For her routine since infancy the babe has to thank a combination of Gina Ford, The Contented Little Baby Book*, and a life-saving little number called On Becoming Babywise. How we settle her off to sleep comes out of Dr Green’s Toddler Taming. Discipline and taking responsiblity, Boundaries for Kids by Cloud and Townsend. Keeping her emotionally healthy, How to Really Love your Child by Ross Campbell. And now for the next stage! Siblings without Rivalry by Faber and Mazlish. I am READY.

This book has the same approach as their other book, How to Talk so Kids will Listen and Listen so Kids will Talk, which is excellent. When I say excellent I mean I haven’t actually had much chance to put it into practice but the theory is beautiful. And I’ve now had a go of a few techniques with spectacular results.

Part of their advice is to describe a problem to the child and let him/her find a solution by themselves, rather than telling them what to do, or indeed thumping them.

Exhibit A:

The babe is in her bath. I am trying to rinse her hair.

Babymother: Close your eyes and put your head back so I can rinse your hair please.

Babe: Don’t want to!

Babymother: Babe – we need to rinse your hair…

B: *sob wail* No! Don’t want to!

[This could be related to me losing my temper during previous bathtime when babeling was screaming and I did end up getting shampoo in her eyes. Ahem.]

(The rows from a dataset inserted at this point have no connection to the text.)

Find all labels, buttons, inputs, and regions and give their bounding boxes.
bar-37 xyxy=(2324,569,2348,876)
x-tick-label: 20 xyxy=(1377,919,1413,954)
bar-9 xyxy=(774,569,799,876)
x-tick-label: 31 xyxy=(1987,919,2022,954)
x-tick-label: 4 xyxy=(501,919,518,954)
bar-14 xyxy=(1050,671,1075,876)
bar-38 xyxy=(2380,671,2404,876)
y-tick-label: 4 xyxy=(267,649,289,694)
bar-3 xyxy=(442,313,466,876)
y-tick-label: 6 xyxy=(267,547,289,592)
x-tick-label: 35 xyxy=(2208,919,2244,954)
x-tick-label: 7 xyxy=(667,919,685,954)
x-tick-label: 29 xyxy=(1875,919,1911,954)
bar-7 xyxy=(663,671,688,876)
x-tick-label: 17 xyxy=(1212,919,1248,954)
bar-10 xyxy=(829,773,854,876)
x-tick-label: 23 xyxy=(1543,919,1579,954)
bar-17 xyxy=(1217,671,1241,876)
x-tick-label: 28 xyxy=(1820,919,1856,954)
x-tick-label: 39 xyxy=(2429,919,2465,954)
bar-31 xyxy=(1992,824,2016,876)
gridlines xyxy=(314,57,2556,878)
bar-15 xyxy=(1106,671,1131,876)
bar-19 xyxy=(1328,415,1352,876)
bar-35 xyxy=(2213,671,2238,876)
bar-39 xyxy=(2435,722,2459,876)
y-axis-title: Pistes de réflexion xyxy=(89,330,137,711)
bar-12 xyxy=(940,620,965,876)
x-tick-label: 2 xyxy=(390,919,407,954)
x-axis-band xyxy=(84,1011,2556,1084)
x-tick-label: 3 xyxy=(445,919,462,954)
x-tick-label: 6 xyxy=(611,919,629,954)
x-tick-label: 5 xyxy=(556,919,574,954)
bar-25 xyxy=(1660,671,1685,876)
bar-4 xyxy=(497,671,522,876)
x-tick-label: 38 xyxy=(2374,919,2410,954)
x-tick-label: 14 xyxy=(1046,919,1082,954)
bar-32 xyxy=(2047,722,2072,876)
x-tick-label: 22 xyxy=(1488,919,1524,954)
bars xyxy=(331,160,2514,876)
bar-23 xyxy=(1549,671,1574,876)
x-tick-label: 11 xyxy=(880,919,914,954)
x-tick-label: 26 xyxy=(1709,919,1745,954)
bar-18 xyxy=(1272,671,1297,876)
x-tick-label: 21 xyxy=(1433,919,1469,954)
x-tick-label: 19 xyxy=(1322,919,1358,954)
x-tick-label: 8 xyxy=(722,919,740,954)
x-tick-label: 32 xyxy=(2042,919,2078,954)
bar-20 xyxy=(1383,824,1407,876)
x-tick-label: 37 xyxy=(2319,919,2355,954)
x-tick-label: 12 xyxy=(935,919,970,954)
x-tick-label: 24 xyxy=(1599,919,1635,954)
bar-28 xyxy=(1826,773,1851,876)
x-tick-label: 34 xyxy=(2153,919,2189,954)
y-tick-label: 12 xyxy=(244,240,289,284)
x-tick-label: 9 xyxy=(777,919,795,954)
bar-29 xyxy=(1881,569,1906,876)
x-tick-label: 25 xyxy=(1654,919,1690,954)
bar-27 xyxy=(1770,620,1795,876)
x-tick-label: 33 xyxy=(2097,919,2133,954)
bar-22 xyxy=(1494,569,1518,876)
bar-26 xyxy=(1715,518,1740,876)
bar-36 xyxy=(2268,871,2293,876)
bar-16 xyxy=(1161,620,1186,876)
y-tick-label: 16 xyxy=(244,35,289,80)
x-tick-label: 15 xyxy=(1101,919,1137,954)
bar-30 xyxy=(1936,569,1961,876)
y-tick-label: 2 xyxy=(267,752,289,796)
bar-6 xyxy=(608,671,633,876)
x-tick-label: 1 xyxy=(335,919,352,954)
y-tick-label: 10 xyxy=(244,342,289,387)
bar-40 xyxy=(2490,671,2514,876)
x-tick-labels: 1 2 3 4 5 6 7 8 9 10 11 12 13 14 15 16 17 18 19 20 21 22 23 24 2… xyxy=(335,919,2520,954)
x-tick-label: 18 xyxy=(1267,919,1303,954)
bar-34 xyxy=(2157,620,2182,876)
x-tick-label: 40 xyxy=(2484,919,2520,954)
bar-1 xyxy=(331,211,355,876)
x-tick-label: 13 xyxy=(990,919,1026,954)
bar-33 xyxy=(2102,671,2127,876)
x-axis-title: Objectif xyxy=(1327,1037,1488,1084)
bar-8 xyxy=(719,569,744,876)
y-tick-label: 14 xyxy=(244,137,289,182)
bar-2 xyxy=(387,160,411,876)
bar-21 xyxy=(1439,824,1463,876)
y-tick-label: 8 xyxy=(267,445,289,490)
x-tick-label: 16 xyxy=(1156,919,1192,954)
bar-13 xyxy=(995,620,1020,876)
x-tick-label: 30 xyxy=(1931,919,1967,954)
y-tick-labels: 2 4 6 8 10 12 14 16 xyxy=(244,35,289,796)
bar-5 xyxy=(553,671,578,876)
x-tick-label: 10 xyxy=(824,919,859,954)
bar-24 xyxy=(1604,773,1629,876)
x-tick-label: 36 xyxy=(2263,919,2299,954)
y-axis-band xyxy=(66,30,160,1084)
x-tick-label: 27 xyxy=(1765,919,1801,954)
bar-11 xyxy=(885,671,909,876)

Babymother: (about to lose temper again but remembers Book) Are you afraid that I’m going to get shampoo in your eyes again?

B: *sob wail* Yes!

BM: Oh dear. I wonder what we’re going to do then, cos you can’t go to bed with shampoo in your hair.

B: *wail sob*


B: I’m going to cry and THEN I’ll put my head back. *sob wail*

BM: OK. How long do you need to cry for? What shall I count to?

B: *sob wail* 79! *wail sob*

BM: Nope. That’s too long.

B: *wail sob* 15!

BM: OK! *counts to 15*

B: *sob wail* I’m ready now *closes eyes and puts head back*.

Exhibit B:

Playing with two friends – one has her bike and the other has the ride-on car.

Babe: Mummy! William won’t let me ride on the car!

BM: Oh dear! Three children and only two toys with wheels on! What are we going to…

B: No, mummy! There’s three! There’s my scooter! *disappears to fetch scooter and at least 5 minutes’ peaceful play ensues*

Of course, it’s possible this works because the babe has more emotional intelligence than babyfather and I put together, and we can’t take credit for it because she was born that way. And anyway this approach only works if I ignore my instinct to shout until blue in the face. Now to work out how to calmly discourage her from biting the babeling’s nose.

* I think few people can stomach an undiluted Gina Ford: ‘6.45am: remove baby’s covers and open blinds. Baby must be up and feeding by no later than 7.00am. Switch to right breast at 7.13..’ etc. OK I exaggerate – slightly. But please don’t shut my blog down Gina!